UNIVERSITY AREA — Its colors are gold and green, but the University of South Florida is one step closer to being greener.
After more than a year of planning, the university is about to break ground on the Dr. Kiran C. Patel Center for Global Solutions, its first ever LEED certified building.
Administered by the U.S. Green Building Council, a Washington, D.C.,-based, nonprofit coalition of building industry leaders, the Leadership in Energy and Environmental Design Green Building Rating System assigns a certification level based on a building's environmentally friendly features, including sustainability, water efficiency, energy and atmosphere, materials and resources utilized, and indoor environmental quality.
The construction of the Patel Center presented an opportunity to create a facility that exemplifies the global issues that will be tackled when it opens, such as maintaining ecological balance and providing communities with potable water and sanitation.
"We benefited from faculty and staff that are very interested in new construction being built in a sustainable fashion using processes that are more energy efficient," said Betty Castor, the center's executive director and a former USF president. "Building energy efficient buildings that are beautiful not only reflects the contemporary concerns of the USF faculty, but also all renewable energy issues that face the state and the nation."

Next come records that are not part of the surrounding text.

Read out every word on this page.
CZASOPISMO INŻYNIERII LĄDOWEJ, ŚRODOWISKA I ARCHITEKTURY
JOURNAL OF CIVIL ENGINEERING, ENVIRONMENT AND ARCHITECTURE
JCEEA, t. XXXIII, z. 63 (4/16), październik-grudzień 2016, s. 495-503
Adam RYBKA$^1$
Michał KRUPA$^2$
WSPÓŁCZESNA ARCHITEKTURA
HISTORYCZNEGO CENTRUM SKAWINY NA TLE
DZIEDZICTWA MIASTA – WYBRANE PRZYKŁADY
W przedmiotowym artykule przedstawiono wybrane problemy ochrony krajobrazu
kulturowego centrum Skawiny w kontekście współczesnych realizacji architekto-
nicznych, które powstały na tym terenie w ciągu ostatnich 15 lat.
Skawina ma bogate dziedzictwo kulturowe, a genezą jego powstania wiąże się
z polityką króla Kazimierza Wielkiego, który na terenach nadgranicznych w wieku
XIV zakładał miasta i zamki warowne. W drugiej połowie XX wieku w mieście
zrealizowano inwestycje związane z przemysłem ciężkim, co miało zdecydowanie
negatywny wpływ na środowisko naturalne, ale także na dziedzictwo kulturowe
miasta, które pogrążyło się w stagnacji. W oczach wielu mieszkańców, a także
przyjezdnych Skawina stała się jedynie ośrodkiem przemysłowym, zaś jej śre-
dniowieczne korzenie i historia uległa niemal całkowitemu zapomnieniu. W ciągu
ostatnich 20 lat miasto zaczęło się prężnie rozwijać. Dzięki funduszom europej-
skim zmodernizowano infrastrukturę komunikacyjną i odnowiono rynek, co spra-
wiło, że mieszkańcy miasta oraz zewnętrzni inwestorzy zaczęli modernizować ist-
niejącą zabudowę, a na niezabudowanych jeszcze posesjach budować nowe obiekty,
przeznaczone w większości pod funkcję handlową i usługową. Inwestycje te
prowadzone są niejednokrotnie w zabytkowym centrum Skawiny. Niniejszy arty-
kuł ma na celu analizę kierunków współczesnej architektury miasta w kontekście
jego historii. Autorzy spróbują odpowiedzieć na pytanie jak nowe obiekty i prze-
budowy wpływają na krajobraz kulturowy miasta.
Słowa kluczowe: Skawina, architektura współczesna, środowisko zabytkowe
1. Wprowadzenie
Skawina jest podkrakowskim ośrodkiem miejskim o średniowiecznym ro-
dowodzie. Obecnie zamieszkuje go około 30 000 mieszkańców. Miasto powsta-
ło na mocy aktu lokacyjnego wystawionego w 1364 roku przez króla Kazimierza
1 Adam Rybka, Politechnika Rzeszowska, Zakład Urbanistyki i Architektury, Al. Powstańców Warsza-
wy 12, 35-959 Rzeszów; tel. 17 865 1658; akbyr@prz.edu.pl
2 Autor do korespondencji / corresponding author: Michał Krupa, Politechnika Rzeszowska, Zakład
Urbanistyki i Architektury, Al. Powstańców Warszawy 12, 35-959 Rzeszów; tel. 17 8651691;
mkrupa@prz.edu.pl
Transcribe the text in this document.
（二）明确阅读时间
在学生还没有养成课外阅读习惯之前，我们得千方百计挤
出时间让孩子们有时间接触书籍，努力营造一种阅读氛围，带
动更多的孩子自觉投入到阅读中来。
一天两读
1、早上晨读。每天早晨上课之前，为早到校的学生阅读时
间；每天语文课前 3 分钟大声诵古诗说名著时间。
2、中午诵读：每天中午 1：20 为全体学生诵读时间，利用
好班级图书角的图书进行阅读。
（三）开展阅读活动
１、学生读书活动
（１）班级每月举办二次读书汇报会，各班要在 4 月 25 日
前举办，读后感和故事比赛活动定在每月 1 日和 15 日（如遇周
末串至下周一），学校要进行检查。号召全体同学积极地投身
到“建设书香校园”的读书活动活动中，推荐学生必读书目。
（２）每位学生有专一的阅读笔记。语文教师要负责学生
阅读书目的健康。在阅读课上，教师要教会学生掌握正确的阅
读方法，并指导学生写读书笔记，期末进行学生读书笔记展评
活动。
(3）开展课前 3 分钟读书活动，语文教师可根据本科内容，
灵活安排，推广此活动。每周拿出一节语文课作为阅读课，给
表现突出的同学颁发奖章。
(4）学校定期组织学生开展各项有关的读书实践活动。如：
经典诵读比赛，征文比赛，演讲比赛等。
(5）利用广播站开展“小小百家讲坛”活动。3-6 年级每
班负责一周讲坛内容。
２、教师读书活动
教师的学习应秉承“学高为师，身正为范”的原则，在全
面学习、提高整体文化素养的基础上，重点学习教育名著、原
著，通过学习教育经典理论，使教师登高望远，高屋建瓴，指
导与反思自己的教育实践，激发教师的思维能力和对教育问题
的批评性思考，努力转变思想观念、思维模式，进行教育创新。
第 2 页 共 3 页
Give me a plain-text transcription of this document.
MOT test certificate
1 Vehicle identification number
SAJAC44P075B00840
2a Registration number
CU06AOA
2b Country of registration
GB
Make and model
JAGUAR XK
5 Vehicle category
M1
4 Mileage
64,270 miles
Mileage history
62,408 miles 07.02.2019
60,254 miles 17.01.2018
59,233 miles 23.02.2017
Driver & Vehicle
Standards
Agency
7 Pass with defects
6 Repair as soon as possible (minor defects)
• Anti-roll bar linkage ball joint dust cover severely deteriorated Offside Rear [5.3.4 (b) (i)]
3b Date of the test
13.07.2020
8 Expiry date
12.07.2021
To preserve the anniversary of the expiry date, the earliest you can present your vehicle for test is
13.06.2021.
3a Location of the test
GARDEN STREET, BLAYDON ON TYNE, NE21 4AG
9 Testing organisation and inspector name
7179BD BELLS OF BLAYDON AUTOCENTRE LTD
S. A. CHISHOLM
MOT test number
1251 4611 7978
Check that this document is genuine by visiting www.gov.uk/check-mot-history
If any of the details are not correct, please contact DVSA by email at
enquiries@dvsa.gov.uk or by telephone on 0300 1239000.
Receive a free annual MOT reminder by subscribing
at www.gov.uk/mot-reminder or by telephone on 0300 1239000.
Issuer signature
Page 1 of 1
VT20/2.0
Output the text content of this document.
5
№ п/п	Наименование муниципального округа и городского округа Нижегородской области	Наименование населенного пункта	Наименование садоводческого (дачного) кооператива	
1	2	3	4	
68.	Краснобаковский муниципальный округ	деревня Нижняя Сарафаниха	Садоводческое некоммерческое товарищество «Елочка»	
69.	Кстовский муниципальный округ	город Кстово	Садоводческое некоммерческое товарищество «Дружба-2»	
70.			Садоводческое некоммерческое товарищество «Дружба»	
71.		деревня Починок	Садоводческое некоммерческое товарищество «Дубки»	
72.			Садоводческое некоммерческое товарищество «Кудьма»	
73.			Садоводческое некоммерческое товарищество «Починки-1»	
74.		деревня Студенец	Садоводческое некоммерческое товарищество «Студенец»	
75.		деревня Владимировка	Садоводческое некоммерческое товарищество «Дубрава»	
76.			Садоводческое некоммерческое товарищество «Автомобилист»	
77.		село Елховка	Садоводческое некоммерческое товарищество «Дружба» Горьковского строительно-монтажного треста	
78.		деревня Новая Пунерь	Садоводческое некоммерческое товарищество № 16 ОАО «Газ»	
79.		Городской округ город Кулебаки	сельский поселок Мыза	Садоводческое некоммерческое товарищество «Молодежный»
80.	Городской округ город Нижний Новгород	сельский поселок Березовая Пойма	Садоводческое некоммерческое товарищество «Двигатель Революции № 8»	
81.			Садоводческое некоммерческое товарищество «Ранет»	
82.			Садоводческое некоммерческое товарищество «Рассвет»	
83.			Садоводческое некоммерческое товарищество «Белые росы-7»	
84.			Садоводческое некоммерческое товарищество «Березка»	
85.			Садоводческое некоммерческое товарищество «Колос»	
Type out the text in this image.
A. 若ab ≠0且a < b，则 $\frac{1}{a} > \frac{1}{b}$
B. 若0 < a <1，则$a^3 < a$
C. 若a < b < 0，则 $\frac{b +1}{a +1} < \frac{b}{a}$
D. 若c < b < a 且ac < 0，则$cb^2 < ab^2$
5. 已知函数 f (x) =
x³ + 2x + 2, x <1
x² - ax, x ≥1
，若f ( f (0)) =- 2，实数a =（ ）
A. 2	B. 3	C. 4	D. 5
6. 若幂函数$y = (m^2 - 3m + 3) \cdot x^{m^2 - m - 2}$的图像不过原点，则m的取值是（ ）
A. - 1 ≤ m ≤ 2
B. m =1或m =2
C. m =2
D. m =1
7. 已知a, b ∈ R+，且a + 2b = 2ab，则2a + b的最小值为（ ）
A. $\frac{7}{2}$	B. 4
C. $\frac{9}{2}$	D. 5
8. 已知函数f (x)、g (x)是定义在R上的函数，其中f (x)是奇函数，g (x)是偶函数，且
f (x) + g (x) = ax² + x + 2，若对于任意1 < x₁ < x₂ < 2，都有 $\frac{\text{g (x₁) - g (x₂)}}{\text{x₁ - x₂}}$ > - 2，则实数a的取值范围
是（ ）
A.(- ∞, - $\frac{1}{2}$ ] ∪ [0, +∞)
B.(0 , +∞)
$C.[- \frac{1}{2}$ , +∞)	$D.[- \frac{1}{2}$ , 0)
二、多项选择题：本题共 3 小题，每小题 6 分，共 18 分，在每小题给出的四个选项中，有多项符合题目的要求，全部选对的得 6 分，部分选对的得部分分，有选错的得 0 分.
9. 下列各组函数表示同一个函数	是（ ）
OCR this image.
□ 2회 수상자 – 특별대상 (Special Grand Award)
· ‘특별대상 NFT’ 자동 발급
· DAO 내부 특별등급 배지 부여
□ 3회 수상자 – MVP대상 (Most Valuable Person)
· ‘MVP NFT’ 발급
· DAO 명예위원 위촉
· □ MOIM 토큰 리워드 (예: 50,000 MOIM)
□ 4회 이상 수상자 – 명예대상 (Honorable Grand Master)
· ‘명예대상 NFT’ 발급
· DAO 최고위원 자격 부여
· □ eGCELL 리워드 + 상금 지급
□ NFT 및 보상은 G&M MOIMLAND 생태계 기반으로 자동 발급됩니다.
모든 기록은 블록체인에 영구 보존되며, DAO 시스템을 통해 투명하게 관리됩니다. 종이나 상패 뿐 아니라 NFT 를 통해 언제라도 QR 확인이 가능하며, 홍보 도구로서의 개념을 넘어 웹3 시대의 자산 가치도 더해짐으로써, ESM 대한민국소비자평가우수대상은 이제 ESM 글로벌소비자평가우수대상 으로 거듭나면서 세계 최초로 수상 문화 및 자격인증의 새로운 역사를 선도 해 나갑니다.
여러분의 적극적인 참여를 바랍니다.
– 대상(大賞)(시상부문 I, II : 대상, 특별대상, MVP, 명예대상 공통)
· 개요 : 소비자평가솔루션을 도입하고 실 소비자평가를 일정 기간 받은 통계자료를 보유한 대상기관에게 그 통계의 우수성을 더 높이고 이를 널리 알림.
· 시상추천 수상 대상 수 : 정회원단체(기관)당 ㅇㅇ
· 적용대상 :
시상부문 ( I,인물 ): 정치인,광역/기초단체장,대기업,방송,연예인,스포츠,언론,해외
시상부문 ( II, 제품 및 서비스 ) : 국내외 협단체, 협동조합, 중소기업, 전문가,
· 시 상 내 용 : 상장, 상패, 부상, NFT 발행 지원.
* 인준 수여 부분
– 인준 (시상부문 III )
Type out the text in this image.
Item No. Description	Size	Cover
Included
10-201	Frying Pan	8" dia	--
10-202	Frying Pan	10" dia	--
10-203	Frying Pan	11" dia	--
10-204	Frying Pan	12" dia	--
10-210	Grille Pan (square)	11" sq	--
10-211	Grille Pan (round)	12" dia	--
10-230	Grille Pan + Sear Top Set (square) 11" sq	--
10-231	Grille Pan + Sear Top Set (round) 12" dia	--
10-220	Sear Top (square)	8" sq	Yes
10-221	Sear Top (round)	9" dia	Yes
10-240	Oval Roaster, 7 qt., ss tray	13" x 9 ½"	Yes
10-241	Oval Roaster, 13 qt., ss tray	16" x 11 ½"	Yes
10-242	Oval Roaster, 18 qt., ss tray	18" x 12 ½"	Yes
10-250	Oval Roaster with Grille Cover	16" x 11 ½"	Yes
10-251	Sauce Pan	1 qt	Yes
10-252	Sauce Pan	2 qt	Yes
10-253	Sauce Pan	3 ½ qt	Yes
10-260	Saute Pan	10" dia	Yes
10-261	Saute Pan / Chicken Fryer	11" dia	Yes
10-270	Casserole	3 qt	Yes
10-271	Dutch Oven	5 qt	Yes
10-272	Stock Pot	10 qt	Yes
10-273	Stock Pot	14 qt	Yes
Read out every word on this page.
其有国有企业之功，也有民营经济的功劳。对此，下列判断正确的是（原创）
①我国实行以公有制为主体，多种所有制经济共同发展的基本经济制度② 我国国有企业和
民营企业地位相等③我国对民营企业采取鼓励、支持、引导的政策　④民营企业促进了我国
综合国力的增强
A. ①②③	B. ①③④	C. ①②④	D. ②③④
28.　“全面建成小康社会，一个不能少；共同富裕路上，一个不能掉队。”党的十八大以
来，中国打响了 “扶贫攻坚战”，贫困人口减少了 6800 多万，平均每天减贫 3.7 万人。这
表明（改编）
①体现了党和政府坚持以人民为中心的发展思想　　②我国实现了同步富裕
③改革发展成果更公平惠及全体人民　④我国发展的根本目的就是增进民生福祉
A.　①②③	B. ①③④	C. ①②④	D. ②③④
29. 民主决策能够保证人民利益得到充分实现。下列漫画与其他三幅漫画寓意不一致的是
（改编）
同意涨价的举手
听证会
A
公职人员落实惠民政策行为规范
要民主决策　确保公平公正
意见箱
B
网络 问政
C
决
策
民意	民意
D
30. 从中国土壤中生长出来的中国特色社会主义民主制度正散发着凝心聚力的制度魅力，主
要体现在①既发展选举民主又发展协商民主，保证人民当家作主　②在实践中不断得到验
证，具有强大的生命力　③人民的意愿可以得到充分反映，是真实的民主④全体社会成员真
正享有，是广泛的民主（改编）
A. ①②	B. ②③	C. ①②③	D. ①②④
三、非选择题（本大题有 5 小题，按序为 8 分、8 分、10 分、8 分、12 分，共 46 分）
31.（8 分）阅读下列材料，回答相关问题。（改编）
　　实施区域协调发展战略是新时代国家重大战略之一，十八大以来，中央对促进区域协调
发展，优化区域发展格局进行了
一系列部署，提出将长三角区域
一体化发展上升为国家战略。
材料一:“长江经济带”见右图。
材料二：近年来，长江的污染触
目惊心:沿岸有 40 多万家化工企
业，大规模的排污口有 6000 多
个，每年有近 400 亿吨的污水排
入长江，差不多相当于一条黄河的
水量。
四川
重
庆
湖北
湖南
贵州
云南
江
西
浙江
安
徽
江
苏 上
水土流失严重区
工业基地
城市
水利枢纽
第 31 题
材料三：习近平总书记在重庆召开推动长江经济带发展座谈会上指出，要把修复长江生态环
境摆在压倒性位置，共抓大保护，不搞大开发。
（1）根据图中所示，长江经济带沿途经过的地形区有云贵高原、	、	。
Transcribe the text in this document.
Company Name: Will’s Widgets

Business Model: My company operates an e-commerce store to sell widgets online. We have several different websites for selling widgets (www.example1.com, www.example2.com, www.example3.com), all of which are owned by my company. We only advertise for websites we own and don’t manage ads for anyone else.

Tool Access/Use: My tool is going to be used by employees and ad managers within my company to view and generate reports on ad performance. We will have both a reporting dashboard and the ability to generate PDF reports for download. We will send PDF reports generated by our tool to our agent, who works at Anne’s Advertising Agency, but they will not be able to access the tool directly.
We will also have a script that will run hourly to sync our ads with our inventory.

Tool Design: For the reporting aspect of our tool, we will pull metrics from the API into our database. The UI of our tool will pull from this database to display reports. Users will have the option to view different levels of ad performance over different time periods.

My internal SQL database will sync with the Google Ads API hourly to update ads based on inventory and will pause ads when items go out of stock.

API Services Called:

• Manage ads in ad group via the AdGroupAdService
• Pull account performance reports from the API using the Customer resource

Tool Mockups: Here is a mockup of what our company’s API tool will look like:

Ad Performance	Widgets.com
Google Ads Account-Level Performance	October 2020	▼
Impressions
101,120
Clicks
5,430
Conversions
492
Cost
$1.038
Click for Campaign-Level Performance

In order to meet LEED criteria, the Patel Center will be built with many unique features, said Walter Pestrak, a project manager and architect for USF. Construction will include energy-efficient mechanical systems, glazing and insulation, soil erosion control, bike racks, innovative solar technology, a system for harvesting rooftop rainwater for plumbing use, and xeriscaping.
The buildout has been covered by a $5 million donation from Tampa cardiologist Dr. Kiran C. Patel and his pediatrician wife, Dr. Pallavi Patel, as well as $5 million in state funds.
While many of the materials and processes used in the design and construction are distinctive, they're not always more expensive, Pestrak said.
"Many sustainable strategies, materials and techniques do not cost more to implement and where costs are greater, there is often an energy (savings) and a healthier work environment," he said.
Some might think that means green translates to a more sterile, institutionalized look, but Castor noted that much attention has been paid to exterior and interior decor within the parameters of the LEED certification, including the use of specialized tiling, maple paneling, and bamboo veneer and frames.
"This will be a showcase building, right on Fowler Avenue, right next to the Alumni Center," she said. "It's going to be very nice, very comfortable, and extremely attractive."
Groundbreaking is planned for sometime in June.